The second phase trains the knowledge-tuned model on data classified into the composition skills branches. There’s more granularity to these steps, and I will, again, leave that to the original paper.
What About RAG And The Path To Production?
LAB doesn’t replace RAG, and you could achieve similar results for granular tasks with both methods. The challenge with RAG is that it doesn’t support an open-source paradigm where multiple contributors incrementally enhance foundational language models. LAB can be combined with RAG. Using RAG on a skill, knowledge, or task domain that’s been enhanced with LAB “supercharges” RAG’s impact on reliability.
That’s the more significant opportunity for businesses. Once a model is enhanced for a domain that’s connected to a use case, the business can add RAG for business or customer-centric personalization. According to Gartner, only 10% of businesses have taken GenAI prototypes into the release phase. InstructLab simplifies the process, so we should see that number grow significantly.
IBM has integrated InstructLab into watsonx.ai. The interface is designed to accelerate AI application development and simplify app deployment to production. Businesses need platforms that function as acceleration layers. Companies like IBM are jockeying for position and working hard to explain how their platforms accelerate maturity and AI product delivery.
Will Watsonx.ai And InstructLab Move The Needle On Enterprise AI Maturity?
At Think 2024, IBM positioned InstructLab and watsonx.ai as centerpieces of its open AI strategy. Both are central to the company’s longer-term ambitions for supporting multi-agent implementations. Did IBM’s customers walk away with an appreciation for all the problems both pieces solve?

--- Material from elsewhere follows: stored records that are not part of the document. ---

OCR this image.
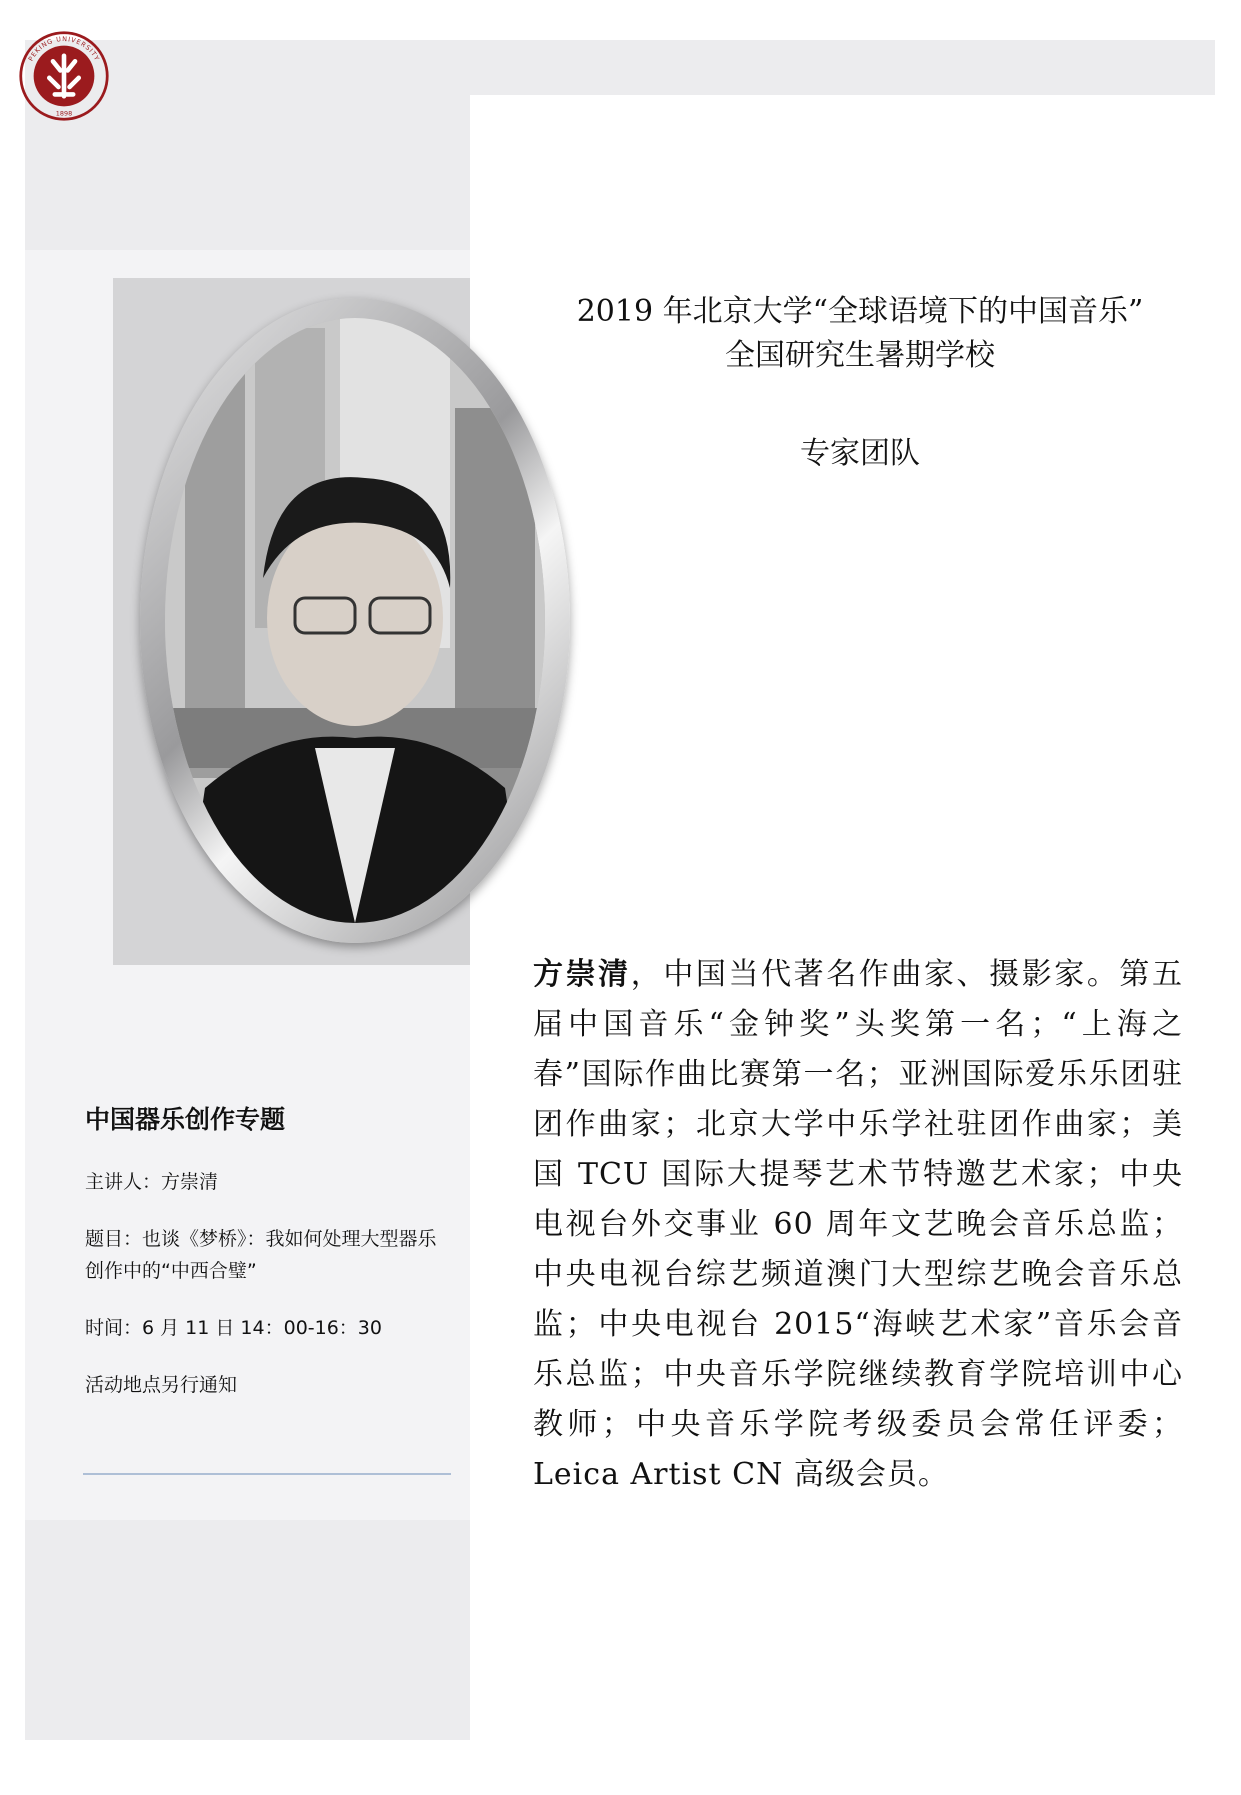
1898
PEKING UNIVERSITY
2019 年北京大学“全球语境下的中国音乐”
全国研究生暑期学校
专家团队
方崇清，中国当代著名作曲家、摄影家。第五届中国音乐“金钟奖”头奖第一名；“上海之春”国际作曲比赛第一名；亚洲国际爱乐乐团驻团作曲家；北京大学中乐学社驻团作曲家；美国 TCU 国际大提琴艺术节特邀艺术家；中央电视台外交事业 60 周年文艺晚会音乐总监；中央电视台综艺频道澳门大型综艺晚会音乐总监；中央电视台 2015“海峡艺术家”音乐会音乐总监；中央音乐学院继续教育学院培训中心教师；中央音乐学院考级委员会常任评委；Leica Artist CN 高级会员。
中国器乐创作专题

主讲人：方崇清

题目：也谈《梦桥》：我如何处理大型器乐创作中的“中西合璧”

时间：6 月 11 日 14：00-16：30

活动地点另行通知
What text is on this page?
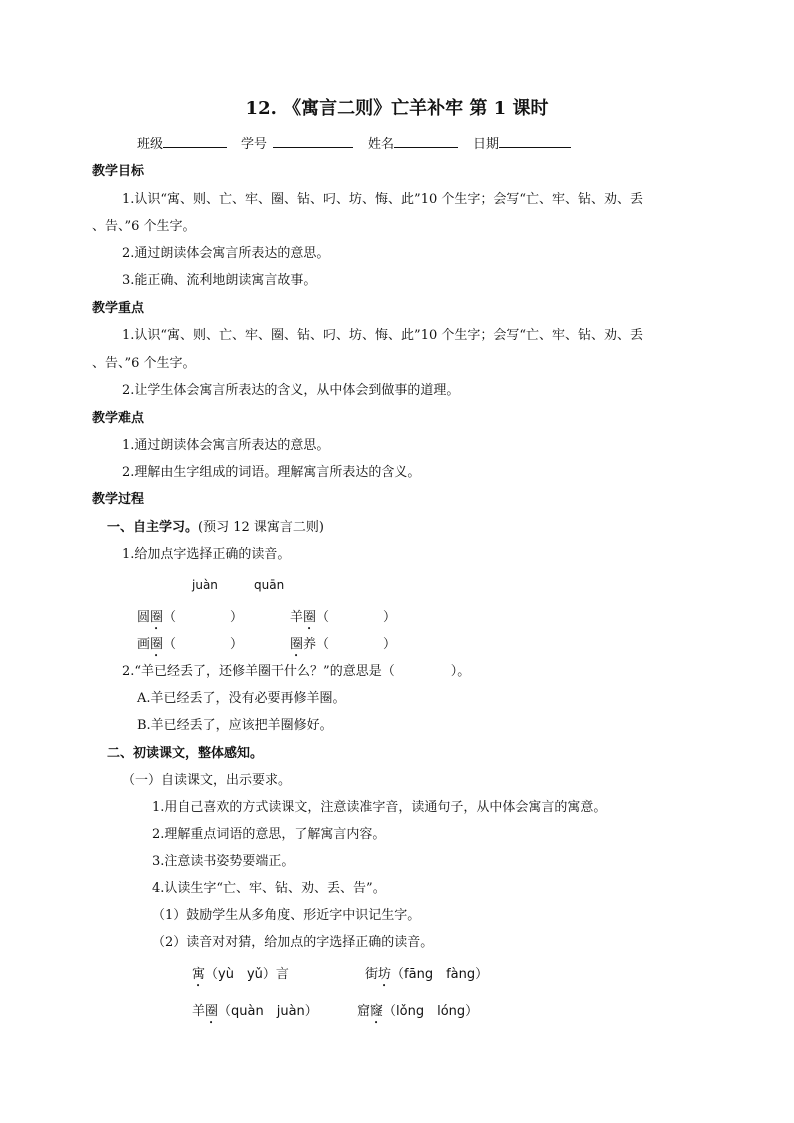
12. 《寓言二则》亡羊补牢 第 1 课时
班级	学号	姓名	日期
教学目标
1.认识“寓、则、亡、牢、圈、钻、叼、坊、悔、此”10 个生字；会写“亡、牢、钻、劝、丢
、告、”6 个生字。
2.通过朗读体会寓言所表达的意思。
3.能正确、流利地朗读寓言故事。
教学重点
1.认识“寓、则、亡、牢、圈、钻、叼、坊、悔、此”10 个生字；会写“亡、牢、钻、劝、丢
、告、”6 个生字。
2.让学生体会寓言所表达的含义，从中体会到做事的道理。
教学难点
1.通过朗读体会寓言所表达的意思。
2.理解由生字组成的词语。理解寓言所表达的含义。
教学过程
一、自主学习。(预习 12 课寓言二则)
1.给加点字选择正确的读音。
juàn	quān
圆圈（	）	羊圈（	）
画圈（	）	圈养（	）
2.“羊已经丢了，还修羊圈干什么？”的意思是（	）。
A.羊已经丢了，没有必要再修羊圈。
B.羊已经丢了，应该把羊圈修好。
二、初读课文，整体感知。
（一）自读课文，出示要求。
1.用自己喜欢的方式读课文，注意读准字音，读通句子，从中体会寓言的寓意。
2.理解重点词语的意思，了解寓言内容。
3.注意读书姿势要端正。
4.认读生字“亡、牢、钻、劝、丢、告”。
（1）鼓励学生从多角度、形近字中识记生字。
（2）读音对对猜，给加点的字选择正确的读音。
寓（yù　yǔ）言	街坊（fāng　fàng）
羊圈（quàn　juàn）	窟窿（lǒng　lóng）
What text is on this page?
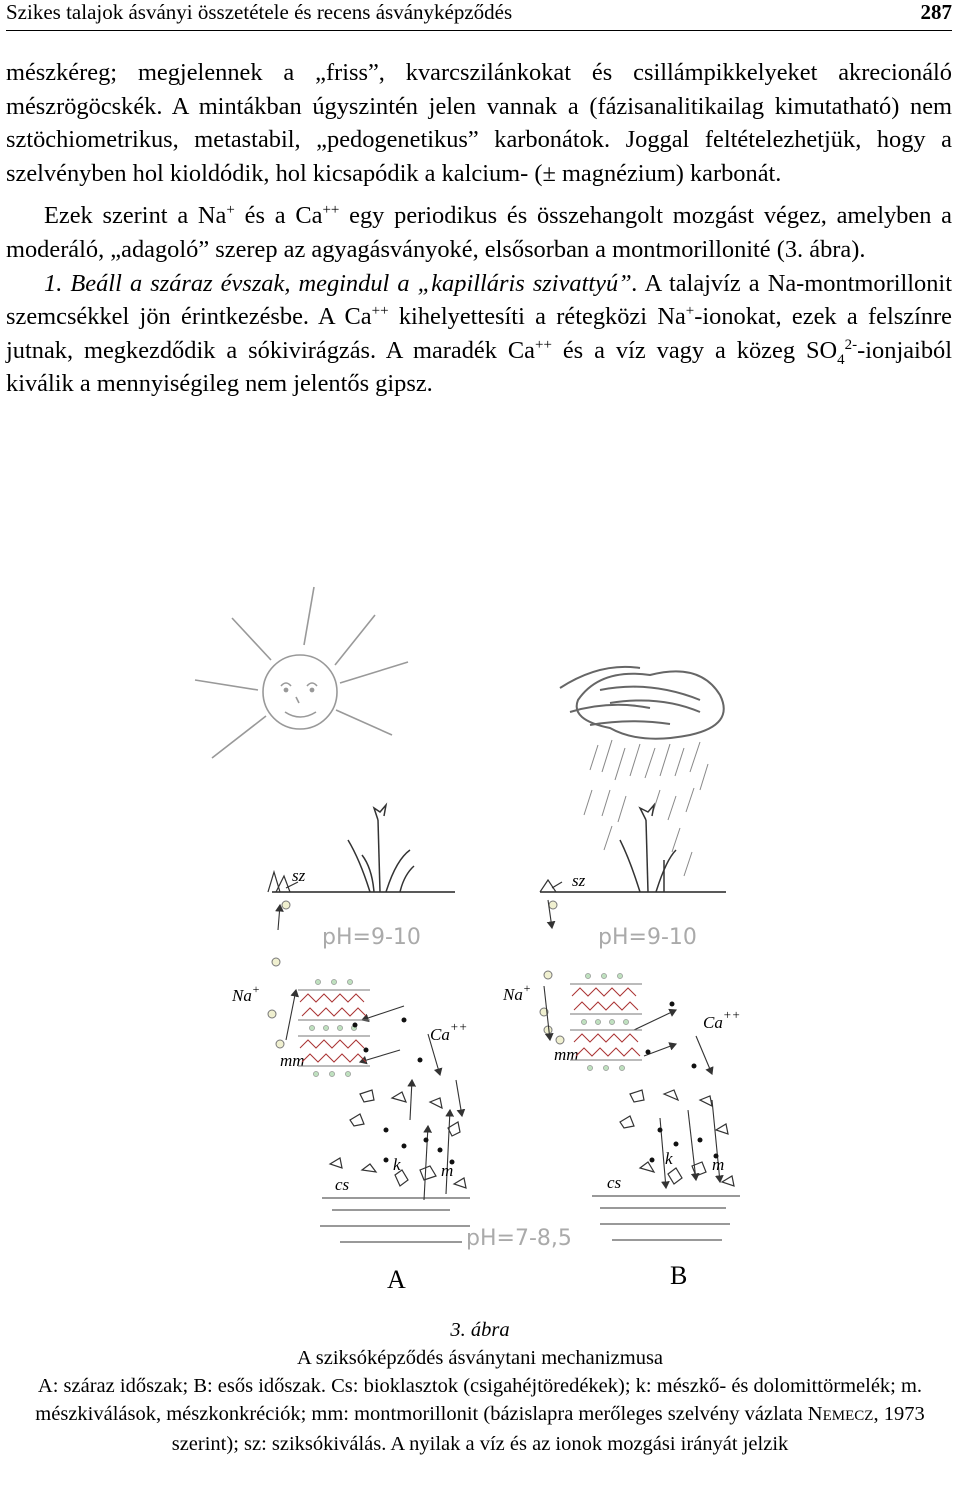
Szikes talajok ásványi összetétele és recens ásványképződés	287

mészkéreg; megjelennek a „friss”, kvarcszilánkokat és csillámpikkelyeket akrecionáló mészrögöcskék. A mintákban úgyszintén jelen vannak a (fázisanalitikailag kimutatható) nem sztöchiometrikus, metastabil, „pedogenetikus” karbonátok. Joggal feltételezhetjük, hogy a szelvényben hol kioldódik, hol kicsapódik a kalcium- (± magnézium) karbonát.

Ezek szerint a Na+ és a Ca++ egy periodikus és összehangolt mozgást végez, amelyben a moderáló, „adagoló” szerep az agyagásványoké, elsősorban a montmorillonité (3. ábra).

1. Beáll a száraz évszak, megindul a „kapilláris szivattyú”. A talajvíz a Na-montmorillonit szemcsékkel jön érintkezésbe. A Ca++ kihelyettesíti a rétegközi Na+-ionokat, ezek a felszínre jutnak, megkezdődik a sókivirágzás. A maradék Ca++ és a víz vagy a közeg $SO_4^{2-}$-ionjaiból kiválik a mennyiségileg nem jelentős gipsz.

sz
pH=9-10
Na+
Ca++
mm
cs
k m
A
sz
pH=9-10
Na+
Ca++
mm
cs
k m
B
pH=7-8,5
3. ábra
A sziksóképződés ásványtani mechanizmusa
A: száraz időszak; B: esős időszak. Cs: bioklasztok (csigahéjtöredékek); k: mészkő- és dolomittörmelék; m. mészkiválások, mészkonkréciók; mm: montmorillonit (bázislapra merőleges szelvény vázlata NEMECZ, 1973 szerint); sz: sziksókiválás. A nyilak a víz és az ionok mozgási irányát jelzik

Technical leaders did. They got it and were engaged. Line of Business leaders are still learning. They walked out of many keynotes on the implementation layer, and still have a ways to go. That’s why selling enterprise platforms is a 3-body problem.
Platforms target users and explain how the features make their roles easier. Technical users and leaders got the message loud and clear. That’s a mission accomplished on the first body.
Senior leaders understood Generative AI’s potential for productivity gains. However, they don’t understand how the platform enables that or why these new components accelerate maturity. That’s where the second body tuned out, and they write the checks.
Upstream and downstream consumers of GenAI apps don’t understand how these components will deliver value to them. The third body is on two ends of the spectrum. GenAI is all hype, or GenAI is about to replace me. Most use copilots and content summary tools that don’t require InstructLab or watsonx.ai. The third body holds trusted advisors on platform purchase decisions.
Like most tech companies, IBM has won the user and technical leadership. It has sold the C-suite on outcomes but now must educate them on why those outcomes require InstructLab and watsonx.ai.
IBM has the best platform approach to accelerating AI maturity and helping customers navigate the multi-technology landscape. However, the gap between technology and value creation remains unfilled in most customers’ minds. IBM has positioned its consulting arm as one solution, and it’s effective for customers who choose to take advantage of it.
InstructLab presents a viable path forward for them. It’s too late for businesses in early maturity phases to navigate the journey using trial and error or endless proof of concepts. They need accelerators to survive. The question is, can companies like IBM educate enterprise customers who don’t realize how quickly they are falling behind?